2.9 Statistical analysis
To estimate differences in
$\mathit{ln}(OR)$
and
$SE\left(\mathit{ln}(OR)\right)$
between the synthesis models, we fitted multilevel models with fixed effects for the synthesis model, random intercepts for network and treatment comparison within each network, and allowed the residual variance to vary across the models. These multilevel models were fitted to the treatment estimates, comparing each treatment to the reference treatment (i.e., control/placebo treatment). For example, for a network with three treatments, 1, 2, 3, where 1 was the control/placebo arm, we included estimates comparing treatments 2 vs. 1, and 3 vs. 1. These models did not account for uncertainty in estimating
$\mathit{ln}(OR)$
and
$SE\left(\mathit{ln}(OR)\right)$
. To estimate the differences in the rank and SUCRA (%) values between the synthesis models, we again fitted multilevel models with random intercepts for the network. For these multilevel models, we selected the treatment ranked highest (i.e., rank = 1) for each synthesis model and kept the corresponding ranking and SUCRA value from the other synthesis models. For the multilevel model for SURCRA values, we allowed the residual variance to vary across the models. Finally, for the CSMs, we fitted a linear regression model to estimate differences in
$\mathit{ln}\left(\tau \right)$
between the synthesis models. This regression did not account for uncertainty in estimating
$\mathit{ln}\left(\tau \right)$
.
The initial regression models included only terms for the synthesis models used to synthesize the data. CSM1 (i.e., CSM in a Bayesian framework with a non-informative prior) was chosen as the reference synthesis model. Additional models included interaction terms between the synthesis model and the factors that we hypothesized to modify the differences in the network estimates between the synthesis models (note that a separate model was fitted for each factor). Including the interaction terms allowed the linear relationship between the continuous factor and the network estimates to vary by synthesis model. From these additional multilevel models, and for each synthesis model, we calculated the difference between the predicted network estimates calculated at the 75th and 25th percentiles of the hypothesized factor of interest. We then compared the difference for each synthesis model against the difference for the reference model (i.e., CSM2 vs. CSM1, etc.). For outcomes on the log scale, we exponentiated the differences, which yielded ratios.

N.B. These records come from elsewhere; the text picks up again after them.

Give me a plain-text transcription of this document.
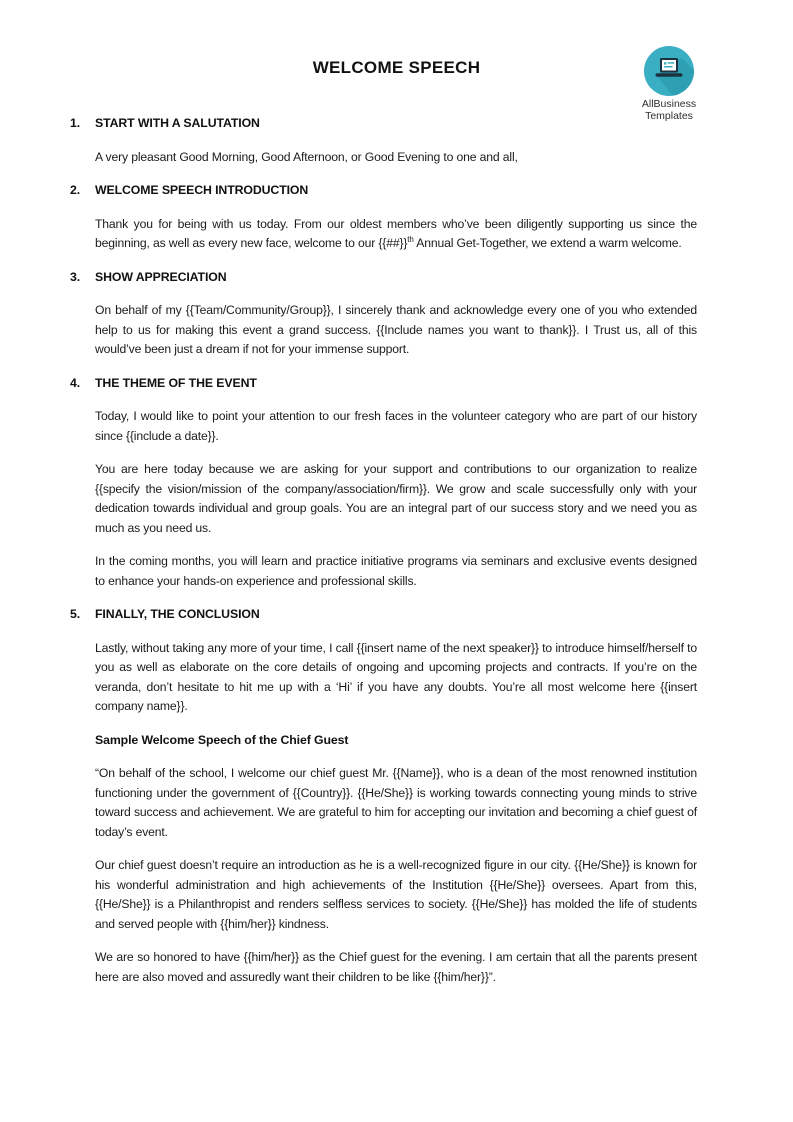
WELCOME SPEECH
AllBusiness
Templates
1.	START WITH A SALUTATION

A very pleasant Good Morning, Good Afternoon, or Good Evening to one and all,

2.	WELCOME SPEECH INTRODUCTION

Thank you for being with us today. From our oldest members who’ve been diligently supporting us since the beginning, as well as every new face, welcome to our {{##}}$^{th}$ Annual Get-Together, we extend a warm welcome.

3.	SHOW APPRECIATION

On behalf of my {{Team/Community/Group}}, I sincerely thank and acknowledge every one of you who extended help to us for making this event a grand success. {{Include names you want to thank}}. I Trust us, all of this would’ve been just a dream if not for your immense support.

4.	THE THEME OF THE EVENT

Today, I would like to point your attention to our fresh faces in the volunteer category who are part of our history since {{include a date}}.

You are here today because we are asking for your support and contributions to our organization to realize {{specify the vision/mission of the company/association/firm}}. We grow and scale successfully only with your dedication towards individual and group goals. You are an integral part of our success story and we need you as much as you need us.

In the coming months, you will learn and practice initiative programs via seminars and exclusive events designed to enhance your hands-on experience and professional skills.

5.	FINALLY, THE CONCLUSION

Lastly, without taking any more of your time, I call {{insert name of the next speaker}} to introduce himself/herself to you as well as elaborate on the core details of ongoing and upcoming projects and contracts. If you’re on the veranda, don’t hesitate to hit me up with a ‘Hi’ if you have any doubts. You’re all most welcome here {{insert company name}}.

Sample Welcome Speech of the Chief Guest

“On behalf of the school, I welcome our chief guest Mr. {{Name}}, who is a dean of the most renowned institution functioning under the government of {{Country}}. {{He/She}} is working towards connecting young minds to strive toward success and achievement. We are grateful to him for accepting our invitation and becoming a chief guest of today’s event.

Our chief guest doesn’t require an introduction as he is a well-recognized figure in our city. {{He/She}} is known for his wonderful administration and high achievements of the Institution {{He/She}} oversees. Apart from this, {{He/She}} is a Philanthropist and renders selfless services to society. {{He/She}} has molded the life of students and served people with {{him/her}} kindness.

We are so honored to have {{him/her}} as the Chief guest for the evening. I am certain that all the parents present here are also moved and assuredly want their children to be like {{him/her}}”.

See Supplementary Material (pp. 5–6) for the model and formulae.
Stata version 18 34 was used to fit the multilevel models and to create the graphical displays.
3 Results
Of the 456 available networks, 118 were available for our analyses (see Figure 1 for reasons for exclusion).

Figure 1 Flow diagram of networks included in the empirical analysis comparing contrast-synthesis and arm-synthesis models to synthesize evidence in network meta-analysis.
3.1 Characteristics of included networks
The list of networks and their characteristics are provided in Supplementary Table S2, the network plots are available as Online material http://nma.emilykarahalios.com/ and summary characteristics are provided in Supplementary Table S3. The median number of included treatments was 7 (inter-quartile range (IQR): 5, 9). The median number of studies included in each network was 20 (IQR: 13, 40). Of the 118 networks, 31 (26%) were star-shaped. Most networks compared a pharmacological treatment to placebo (n = 101; 86%), 4 (3%) compared pharmacological vs. pharmacological treatments, and 13 (11%) included at least one non-pharmacological treatment. Most of the networks had an objective (n = 43; 36%) or semi-objective (n = 52; 44%) outcome; only 23 (20%) had a subjective outcome.
3.2 Results of fitting Bayesian models and assessment of convergence
The convergence and estimation results from fitting the models to the networks are provided in the Supplementary Material (pp. 18–26), characteristics of the 25 networks that failed to converge after inspection of the convergence diagnostics when fitting ASM2 are provided in Supplementary Table S4, and the characteristics of the three networks that failed to yield one or more estimates (i.e.,
$\mathit{ln}(OR)$
, or
$SE\left(\mathit{ln}(OR)\right)$
) using one of the ASMs are provided in Supplementary Table S5.
3.3 Comparison of the contrast-synthesis and arm-synthesis models
3.3.1 Odds ratios
The estimates obtained from the two CSMs implemented in a Bayesian framework (i.e., CSM1 and CSM2) using data from 118 networks with 867 treatment comparisons were similar (ratio of
$OR$
s comparing CSM2 vs. CSM1: 1.03 (95% Confidence Interval (CI): 0.72, 1.46)) (Table 2 – 3rd column; Dataset available in Excel file—Supplementary Table S12). The estimates obtained from the CSM implemented in a frequentist framework (i.e., CSM3) tended to show less benefit than those obtained from the Bayesian CSMs: CSM3 vs. CSM1: 0.57 (95% CI: 0.44, 0.73), and CSM3 vs. CSM2: 0.55 (95% CI: 0.43, 0.72) (Table 2 – 4th column). The Bland-Altman plots (Figure 2) reflected these results. Given that CSM1 and CSM2 were similar, we focus on the comparison of CSM3 vs. CSM1. The corresponding Bland-Altman plot (Figure 2) showed that the difference in the
$\mathit{ln}(ORs)$
depended slightly on the size of the
$\mathit{ln}(ORs)$
, but the regression-based limits of agreement were narrow (ranging from –0.2 to 0.2).
Table 2 Comparison of the ratio of the odds ratios across the five synthesis models

The table shows the ratio of odds ratios (95% confidence interval) and corresponding p-value (column model compared to row model). For example, the ratio of odds ratios comparing arm-synthesis model 2 to arm-synthesis model 1 (includes 557 treatment comparisons from 90 networks) is 0.68 (95% CI: 0.56, 0.83), which indicates that the odds ratios from arm-synthesis model 2 are, on average, 32% smaller than the odds ratios from arm-synthesis model 1.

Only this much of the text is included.